The charts from their paper (below) show the share of the population with dementia on the vertical axis, with 5-year age groups extended chronologically on the horizontal axis.
On the left, each line represents a snapshot in time. You can see that dementia has become less common in every age group since 1984.
The chart on the right presents the same data using birth cohorts, or groups of people born during a certain time period. For example, the line with orange points represents people born between 1905 and 1909. In that cohort, 23 percent of people developed dementia by their late 80s. In the 1935 cohort, only 11 percent did. For the most recent 1945 cohort, that’s expected to fall to 8 percent.
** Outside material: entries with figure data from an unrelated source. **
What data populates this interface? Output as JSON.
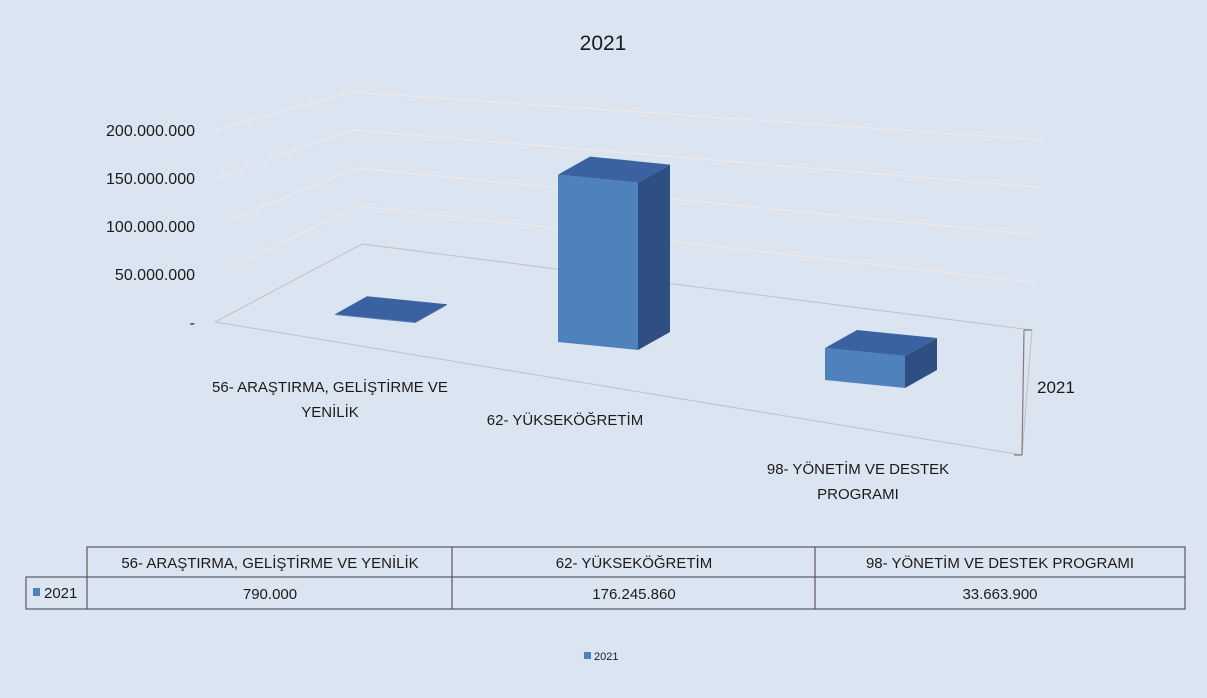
{
  "chart_data": {
    "type": "bar",
    "title": "2021",
    "categories": [
      "56- ARAŞTIRMA, GELİŞTİRME VE YENİLİK",
      "62- YÜKSEKÖĞRETİM",
      "98- YÖNETİM VE DESTEK PROGRAMI"
    ],
    "category_labels": [
      [
        "56- ARAŞTIRMA, GELİŞTİRME VE",
        "YENİLİK"
      ],
      [
        "62- YÜKSEKÖĞRETİM"
      ],
      [
        "98- YÖNETİM VE DESTEK",
        "PROGRAMI"
      ]
    ],
    "series": [
      {
        "name": "2021",
        "values": [
          790000,
          176245860,
          33663900
        ],
        "display": [
          "790.000",
          "176.245.860",
          "33.663.900"
        ]
      }
    ],
    "yticks": [
      "-",
      "50.000.000",
      "100.000.000",
      "150.000.000",
      "200.000.000"
    ],
    "ylim": [
      0,
      200000000
    ],
    "depth_axis_label": "2021",
    "legend": {
      "label": "2021",
      "placement": "bottom"
    },
    "data_table": true,
    "grid": true,
    "colors": {
      "bar_front": "#4f81bd",
      "bar_top": "#3a62a0",
      "bar_side": "#2f4f82",
      "background": "#dbe5f1",
      "grid": "#f0e9e3"
    }
  }
}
A similar trend has been documented in Europe.
In other news, happiness rates are finally improving among the young, after falling for 15 years.
Last year, nine nations eradicated a devastating disease. For example, Guinea eradicated sleeping sickness, which causes irreversible brain damage, aggressive behavior, and then death, while Niger eliminated river blindness.
Cambodia has eliminated most of its land mines, which were a leading cause of death for its youth.
Black rhinos are making a comeback, after 98% of black rhinos were killed off.